His mother came to Beijing, where I patiently explained to her that I thought she needed to respect her child as an independent human being with his own aspirations and ambitions. It seemed to have never occurred to her that her son had a right to control his own life, but when I explained to her the consequences of not respecting her own son – a growing, swelling, overwhelming sadness and anger with unpredictable consequences – she finally agreed to respect his desire to return to a traditional Chinese school. Maybe he was making a mistake, I told her, but it was his mistake to make.   

My students, themselves under pressure to get into a top American university and loved and supported (if not trusted and respected by their parents), understood the boy’s situation. So wasn’t the girl’s blatant stealing also a cry for help? 

Her parents had leveraged their wealth and guanxi to protect her from the consequences of her actions – her lying, her stealing, her bad grades – all the while ignoring her pleas for attention, which were her lying, her stealing, and her bad grades. The fact that her parents refused to admit that their child could lie and steal suggest that she may need to do something much worse to finally get her parents’ attention.       

Different students react differently to over-protective, demanding parents. Those such as Brooks’ ‘The Organization Kid’ will become workaholics in the blind pursuit of success and run away from their unhappy, meaningless existences. Powers’ apocalyptic adolescents may end up killing their mothers – or hatch plots to blow up the world. But ‘The Organization Kid’ is the apocalyptic adolescent, and the two examples I’ve given are no different from many Chinese students, because every teenager seems the same: lost, confused, and alone all the while desperate for attention, praise, and love.
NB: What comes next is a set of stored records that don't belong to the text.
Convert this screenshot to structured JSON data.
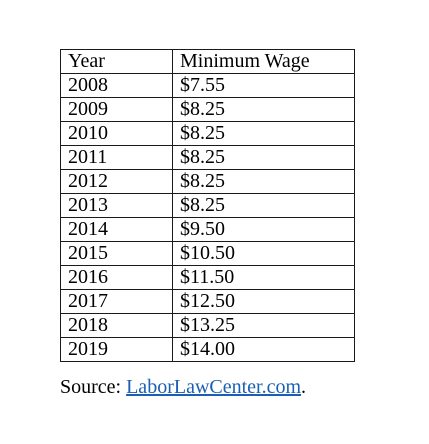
{
  "table": {
    "headers": [
      "Year",
      "Minimum Wage"
    ],
    "rows": [
      [
        "2008",
        "$7.55"
      ],
      [
        "2009",
        "$8.25"
      ],
      [
        "2010",
        "$8.25"
      ],
      [
        "2011",
        "$8.25"
      ],
      [
        "2012",
        "$8.25"
      ],
      [
        "2013",
        "$8.25"
      ],
      [
        "2014",
        "$9.50"
      ],
      [
        "2015",
        "$10.50"
      ],
      [
        "2016",
        "$11.50"
      ],
      [
        "2017",
        "$12.50"
      ],
      [
        "2018",
        "$13.25"
      ],
      [
        "2019",
        "$14.00"
      ]
    ]
  },
  "source": {
    "prefix": "Source: ",
    "link_text": "LaborLawCenter.com",
    "suffix": "."
  },
  "colors": {
    "link": "#1a5fb4",
    "border": "#1a1a1a",
    "text": "#000000"
  }
}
I believe it’s important to teach students how to cope with life, and that means teaching them independence and self-reliance, choice and responsibility. To that end, I’ve told parents that many students have bad grades, that these grades won’t be changed, and that a few students won’t graduate, let alone get into an US university. 

American parents may see this as a wake-up call, but I’ve already been told by one Chinese parent that this approach is too ‘risky’. It’s challenging enough to prepare Chinese students for the world, but is it even possible to change their parents’ self-destructive behaviour? 

I try because I see the reasons sitting in front of me every day in class. I try because I can see a student’s sudden smile when someone finally asks him what he wants. And I try because hopefully if parents are finally confronted with the consequences of a student’s lying and stealing, they’ll perhaps wonder what’s wrong not only with the student, but ultimately what might be wrong with their parenting.